Conversations with friends and colleagues about diversity led to an exchange with artist Gaetano Pesce who created a truly remarkable acid trip set of molten resin chairs and floor inside a disused factory in south Milan. 

Hand-molded at the entrance was the Italian expression: “This is a tribute to diversity. Diversity is what makes people and renders them unique.”

On a day when Italy voted for its next government, it would be hard to minimise the level of concern about the future direction of the country in the fashion community. Especially with Giorgia Meloni, an anti-immigrant extreme right winger who favours denying gays the right to adopt children, the favourite to win and form an extreme right government, for the first time since Mussolini. 
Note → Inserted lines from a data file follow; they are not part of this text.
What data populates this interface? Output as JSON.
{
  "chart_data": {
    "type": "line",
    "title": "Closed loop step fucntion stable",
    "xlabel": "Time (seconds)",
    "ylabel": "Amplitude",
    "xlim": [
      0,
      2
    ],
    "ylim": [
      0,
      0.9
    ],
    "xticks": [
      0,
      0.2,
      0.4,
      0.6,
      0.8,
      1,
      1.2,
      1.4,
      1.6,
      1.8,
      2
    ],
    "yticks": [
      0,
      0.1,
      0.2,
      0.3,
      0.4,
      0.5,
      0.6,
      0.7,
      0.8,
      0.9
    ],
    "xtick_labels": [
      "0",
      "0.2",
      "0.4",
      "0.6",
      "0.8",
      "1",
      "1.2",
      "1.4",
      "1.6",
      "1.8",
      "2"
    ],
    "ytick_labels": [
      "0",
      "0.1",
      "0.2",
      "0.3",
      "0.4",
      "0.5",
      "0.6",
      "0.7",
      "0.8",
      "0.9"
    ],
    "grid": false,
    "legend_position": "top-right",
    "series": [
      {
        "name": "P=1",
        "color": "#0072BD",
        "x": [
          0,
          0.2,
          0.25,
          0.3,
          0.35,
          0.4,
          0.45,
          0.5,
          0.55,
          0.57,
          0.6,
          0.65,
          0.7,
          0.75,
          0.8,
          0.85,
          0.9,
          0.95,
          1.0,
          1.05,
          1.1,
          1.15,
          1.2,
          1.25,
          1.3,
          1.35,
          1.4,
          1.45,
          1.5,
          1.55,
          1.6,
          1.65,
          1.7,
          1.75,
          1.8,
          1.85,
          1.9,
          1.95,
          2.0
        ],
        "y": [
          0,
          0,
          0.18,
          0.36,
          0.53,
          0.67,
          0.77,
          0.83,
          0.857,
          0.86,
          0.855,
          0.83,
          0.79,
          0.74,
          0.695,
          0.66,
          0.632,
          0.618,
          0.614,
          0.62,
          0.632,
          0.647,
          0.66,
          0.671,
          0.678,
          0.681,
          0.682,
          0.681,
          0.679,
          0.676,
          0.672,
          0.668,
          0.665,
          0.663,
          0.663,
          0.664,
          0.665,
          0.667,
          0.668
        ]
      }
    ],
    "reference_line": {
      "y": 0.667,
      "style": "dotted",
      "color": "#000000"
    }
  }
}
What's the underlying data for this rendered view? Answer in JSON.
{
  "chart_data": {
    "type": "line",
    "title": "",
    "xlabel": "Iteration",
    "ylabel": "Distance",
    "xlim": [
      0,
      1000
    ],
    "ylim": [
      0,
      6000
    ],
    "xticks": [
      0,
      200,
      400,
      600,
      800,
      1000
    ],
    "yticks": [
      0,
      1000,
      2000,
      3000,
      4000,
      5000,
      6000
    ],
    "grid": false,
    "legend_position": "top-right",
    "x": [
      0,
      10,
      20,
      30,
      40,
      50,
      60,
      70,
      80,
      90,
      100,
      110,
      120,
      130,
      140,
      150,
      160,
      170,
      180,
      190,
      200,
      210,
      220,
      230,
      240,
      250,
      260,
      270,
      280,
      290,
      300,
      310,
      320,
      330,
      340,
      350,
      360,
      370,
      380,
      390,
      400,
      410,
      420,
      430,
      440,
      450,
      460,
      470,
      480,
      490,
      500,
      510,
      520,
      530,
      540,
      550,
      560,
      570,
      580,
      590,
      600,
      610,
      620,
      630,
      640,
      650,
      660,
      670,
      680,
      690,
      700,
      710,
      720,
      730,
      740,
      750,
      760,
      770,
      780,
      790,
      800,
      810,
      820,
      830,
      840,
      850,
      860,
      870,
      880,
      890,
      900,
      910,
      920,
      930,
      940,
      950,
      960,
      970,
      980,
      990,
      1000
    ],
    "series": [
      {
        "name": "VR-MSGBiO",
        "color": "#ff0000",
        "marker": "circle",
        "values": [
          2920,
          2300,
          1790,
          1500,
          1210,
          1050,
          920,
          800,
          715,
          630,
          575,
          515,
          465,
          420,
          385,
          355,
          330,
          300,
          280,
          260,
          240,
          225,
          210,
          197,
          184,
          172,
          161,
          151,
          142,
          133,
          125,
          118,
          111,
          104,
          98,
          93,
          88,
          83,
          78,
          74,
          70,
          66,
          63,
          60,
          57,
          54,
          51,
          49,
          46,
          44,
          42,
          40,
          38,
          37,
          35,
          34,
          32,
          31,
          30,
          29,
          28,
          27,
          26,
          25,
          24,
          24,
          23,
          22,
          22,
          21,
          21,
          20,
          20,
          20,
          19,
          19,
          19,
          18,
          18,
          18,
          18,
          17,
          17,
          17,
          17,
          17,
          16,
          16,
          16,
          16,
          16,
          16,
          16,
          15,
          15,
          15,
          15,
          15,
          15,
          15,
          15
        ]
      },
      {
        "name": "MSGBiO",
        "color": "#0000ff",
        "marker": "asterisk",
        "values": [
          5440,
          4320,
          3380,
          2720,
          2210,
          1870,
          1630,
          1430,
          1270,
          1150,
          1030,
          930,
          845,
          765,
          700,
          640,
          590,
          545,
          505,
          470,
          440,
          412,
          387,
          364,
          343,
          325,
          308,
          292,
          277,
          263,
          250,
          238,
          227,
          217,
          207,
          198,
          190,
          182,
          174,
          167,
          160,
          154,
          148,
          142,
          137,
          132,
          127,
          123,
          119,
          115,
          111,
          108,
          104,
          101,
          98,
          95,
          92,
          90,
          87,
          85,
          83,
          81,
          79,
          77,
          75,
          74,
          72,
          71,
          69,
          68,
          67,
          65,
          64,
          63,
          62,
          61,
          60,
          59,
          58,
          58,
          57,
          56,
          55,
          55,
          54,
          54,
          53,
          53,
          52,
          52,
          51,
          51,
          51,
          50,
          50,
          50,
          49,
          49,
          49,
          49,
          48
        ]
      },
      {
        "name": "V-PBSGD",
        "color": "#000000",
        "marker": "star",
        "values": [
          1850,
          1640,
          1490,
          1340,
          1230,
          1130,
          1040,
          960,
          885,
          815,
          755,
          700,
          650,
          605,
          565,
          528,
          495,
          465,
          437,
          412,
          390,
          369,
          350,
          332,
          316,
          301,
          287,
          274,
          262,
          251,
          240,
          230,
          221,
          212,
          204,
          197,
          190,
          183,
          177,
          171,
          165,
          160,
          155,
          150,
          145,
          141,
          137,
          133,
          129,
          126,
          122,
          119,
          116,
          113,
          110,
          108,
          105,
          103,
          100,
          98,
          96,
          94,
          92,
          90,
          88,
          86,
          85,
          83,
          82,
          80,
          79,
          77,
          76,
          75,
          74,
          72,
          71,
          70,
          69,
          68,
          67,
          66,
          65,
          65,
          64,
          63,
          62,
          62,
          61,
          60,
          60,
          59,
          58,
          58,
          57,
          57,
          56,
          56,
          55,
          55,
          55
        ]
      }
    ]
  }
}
BV’s show, instead, featured a diverse cast from kids to veteran Kate Moss, who appeared in a plaid shirt leather jeans made to look like denim - a key ploy in Blazy’s first show.

Clearly keen to underline his skills, he cut a series of beautiful mannish coats, radically lowering the waist and displacing pockets back to suggest movement. While a femme-fatale power suit turned out to be made of grazed leather. His cast walked so fast, a series of scarves attached to several dresses fluttered mightily. 

Blazy also played with BV’s intreccio with some enormous hobo bags for its world traveller clientele; over the shoulder clutches; knobby pumps and some brilliant boots with bevelled wedges.

The front row was full of local artists and the mother-and-son characters of the Oscar winning movie The Power of the Dog, Kirsten Dunst and Kodi Smit-McPhee.

“The idea was the world is a small room. So we added characters, and more characters to represent the diversity of our world. What you can do at Bottega that you can’t do elsewhere? Leather, so we take the clothes we wear in the studio and then make them in shaved leather. It’s all very technical and they have no stitches. We call it perverse banality,” explained Blazy.

However, what was most striking was the jagged graphic check and print dresses and coats, riffing on Giacomo Balla’s colourful drawings of suits for men.

Like in his first collection, where Blazy harked back to the pre-war Italian artist Umberto Boccioni, this one referenced Balla, another 1930s Futurist. Somewhat ironically, their greatest work was both created in the Fascist era.

“I think the Futurists were at the birth of modernity. They were game changers. And today we have the technology, to realise their ideas and push it to an extreme. This is not looking back, but forward,” he concluded.